It's a fairly well-known fact, in my estimation, anyway, that nearly every comic book writer wishes he or she was also a comic book artist, at least to the point where one could draw a book if that's what was necessary. To this point, these feelings of inequity are only exacerbated when convention season springs up, as anyone who wanders over and peeks at your book will inevitably ask you the question: "did you draw this?"
The next few moments are filled with awkward apologies for lack of desirable skill with a pencil and brush. After all, artists seem to become writers at a pretty standard clip, and even if their stories aren't necessarily all that great, hey - at least the art is nice. Writers don't have such luck - comics are a visual medium and as such, the art is what first strikes the onlooker. Comments that usually follow are of this variety: "uh, I'm sure the story is good, too"; "never mind, then"; or my favorite, "oh, I'm sorry." It's just something that comic writers have had to deal with, and I'm happy to do so to get to work with individuals who are, after all, so talented at what they do.
I encountered a few good-natured folk while selling Teddy and the Yeti #1 at New Dimension Comics a week ago who asked the aformentioned question - was I the one who drew the book? Naturally, I wasn't going to lie to them, as that would be a disservice to Duane and his many hours of hard work, but I made the shop-goers a deal: if they bought a copy of the issue, I'd try my damnedest and draw them a sketch of one of the characters on the backing board that came with the comic. After a while, I stopped asking and just drew them something, and most of them seemed pleased.
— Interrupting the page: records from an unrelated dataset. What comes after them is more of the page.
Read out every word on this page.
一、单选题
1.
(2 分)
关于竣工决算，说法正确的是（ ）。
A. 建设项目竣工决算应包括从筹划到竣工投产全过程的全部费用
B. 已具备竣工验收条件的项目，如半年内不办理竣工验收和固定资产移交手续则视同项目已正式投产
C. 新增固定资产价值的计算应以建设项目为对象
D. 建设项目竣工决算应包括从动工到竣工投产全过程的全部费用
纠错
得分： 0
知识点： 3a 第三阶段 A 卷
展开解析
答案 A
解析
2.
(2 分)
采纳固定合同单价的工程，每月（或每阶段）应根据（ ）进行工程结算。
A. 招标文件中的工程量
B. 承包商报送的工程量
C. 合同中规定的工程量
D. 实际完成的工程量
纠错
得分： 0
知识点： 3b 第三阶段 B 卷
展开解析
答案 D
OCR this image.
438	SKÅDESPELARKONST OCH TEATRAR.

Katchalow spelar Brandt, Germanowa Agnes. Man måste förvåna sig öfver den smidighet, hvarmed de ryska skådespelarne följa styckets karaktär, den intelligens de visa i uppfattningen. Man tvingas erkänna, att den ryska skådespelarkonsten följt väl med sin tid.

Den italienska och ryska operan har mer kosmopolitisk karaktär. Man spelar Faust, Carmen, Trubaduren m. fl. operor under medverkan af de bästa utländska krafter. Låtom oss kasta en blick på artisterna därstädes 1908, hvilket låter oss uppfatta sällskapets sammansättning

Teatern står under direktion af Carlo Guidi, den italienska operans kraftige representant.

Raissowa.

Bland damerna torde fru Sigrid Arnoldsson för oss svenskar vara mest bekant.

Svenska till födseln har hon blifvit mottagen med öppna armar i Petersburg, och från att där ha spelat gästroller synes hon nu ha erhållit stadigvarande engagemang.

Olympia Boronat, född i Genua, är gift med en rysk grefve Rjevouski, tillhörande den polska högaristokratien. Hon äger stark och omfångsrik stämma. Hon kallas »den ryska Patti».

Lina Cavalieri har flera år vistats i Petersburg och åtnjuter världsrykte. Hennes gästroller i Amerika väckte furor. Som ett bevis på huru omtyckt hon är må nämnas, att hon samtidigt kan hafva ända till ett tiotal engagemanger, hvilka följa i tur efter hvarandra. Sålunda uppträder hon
The above is an example of what I churned out; I will mention that I was looking at a page of the book while drawing, and it wouldn't be too difficult to find the particular panel in question if curiosity really gets ya.
Overall, I'm happy with the result - I just scribbled some lines and what do you know? It kind of looks like the Yeti. What I really find funny is that I know some people will be more excited about something that took me two minutes to draw than they will be about my entire scripting process. Such is life, my friends, such is life.